Global rating agency Fitch on Thursday cut its growth forecast for the Indian economy to 7% in 2022-23 from 7.8%, with 2023-24 growth expected to slow further to 6.7% from 7.4% previously planned.

“Investors are expecting an aggressive rate hike next week, with a third of market respondents expecting the Fed to do 100 basis points, when a 75 basis point hike is generally expected. The negative impact of this has also been felt in the Indian stock market over the past three sessions, including extended losses on Friday,” said Aishvarya Dadheech, fund manager, Ambit Asset Management.

Indian equities have held up well over the past two months and have largely outperformed major global markets.

The pick-up in IFP inflows into equity markets and rising expectations for India’s inclusion in global bond market indices have led to a stable currency and resilient bond markets over the past month. REITs bought shares worth $1.5 billion in September.

The external environment remains challenging, however, with global commodity prices remaining well above pre-pandemic levels.

“This exposes the economy to uncertainty, especially on external stability. Indeed, the trade deficit remained close to all-time highs in July and August and we expect the current account deficit to reach a nearly 10-year high of 5% of GDP in the quarter ending September As the CAD widened, a reversal in REIT flows in August, alongside RBI FX intervention (the foreign exchange reserves have fallen by $20.8 billion since the end of July) have helped keep the currency stable,” said a report from Morgan Stanley.

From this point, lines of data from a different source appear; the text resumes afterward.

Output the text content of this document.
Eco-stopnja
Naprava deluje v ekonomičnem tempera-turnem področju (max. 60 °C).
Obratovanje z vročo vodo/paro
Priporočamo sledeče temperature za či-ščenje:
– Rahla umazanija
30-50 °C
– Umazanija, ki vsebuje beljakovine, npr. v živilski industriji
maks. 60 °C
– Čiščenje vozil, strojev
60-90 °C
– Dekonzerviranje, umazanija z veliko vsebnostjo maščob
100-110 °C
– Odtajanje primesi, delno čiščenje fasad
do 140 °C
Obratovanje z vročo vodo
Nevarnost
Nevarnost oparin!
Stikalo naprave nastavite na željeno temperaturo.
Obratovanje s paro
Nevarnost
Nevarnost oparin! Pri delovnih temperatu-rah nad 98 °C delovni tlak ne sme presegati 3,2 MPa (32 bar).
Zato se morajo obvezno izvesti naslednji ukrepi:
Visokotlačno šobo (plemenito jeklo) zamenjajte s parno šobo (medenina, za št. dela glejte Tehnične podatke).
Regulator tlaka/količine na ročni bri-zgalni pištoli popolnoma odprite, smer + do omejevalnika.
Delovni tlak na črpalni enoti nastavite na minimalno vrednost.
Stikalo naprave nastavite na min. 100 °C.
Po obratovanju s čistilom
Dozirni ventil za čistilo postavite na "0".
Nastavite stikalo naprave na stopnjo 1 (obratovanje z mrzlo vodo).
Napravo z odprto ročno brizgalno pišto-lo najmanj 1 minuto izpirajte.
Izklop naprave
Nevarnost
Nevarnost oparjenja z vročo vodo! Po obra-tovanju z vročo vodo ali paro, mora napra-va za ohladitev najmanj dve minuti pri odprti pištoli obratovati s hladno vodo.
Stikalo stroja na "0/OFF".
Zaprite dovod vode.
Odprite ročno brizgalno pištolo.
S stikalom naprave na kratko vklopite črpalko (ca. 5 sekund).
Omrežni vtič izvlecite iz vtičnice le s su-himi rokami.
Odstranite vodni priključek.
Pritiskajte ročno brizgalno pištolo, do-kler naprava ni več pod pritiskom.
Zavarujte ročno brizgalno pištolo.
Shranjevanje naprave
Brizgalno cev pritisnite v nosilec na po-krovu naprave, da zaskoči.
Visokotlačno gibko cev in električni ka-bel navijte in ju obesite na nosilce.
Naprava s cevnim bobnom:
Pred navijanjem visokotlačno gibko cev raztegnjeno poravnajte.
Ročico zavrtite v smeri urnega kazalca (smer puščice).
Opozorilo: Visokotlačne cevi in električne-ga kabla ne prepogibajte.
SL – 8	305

The RBI will most likely have to raise rates by 50 basis points at its next policy meeting to combat pressure on the rupee, experts say. Yields on 10-year Indian government securities jumped 15 basis points to 7.25% over the past three days.

“We believe the market is likely to be volatile in the near term. Investors should use volatility over the next few weeks in a gradual fashion to build a position with a 12-18 month view in quality companies where earnings visibility is high,” said Neeraj Chadawar, Head of Quantitative Equity Research, Axis Securities.

According to him, domestically oriented themes such as banks, consumer staples, hospitals, domestic industries and consumer discretionary are well positioned relative to export-oriented and cyclical themes.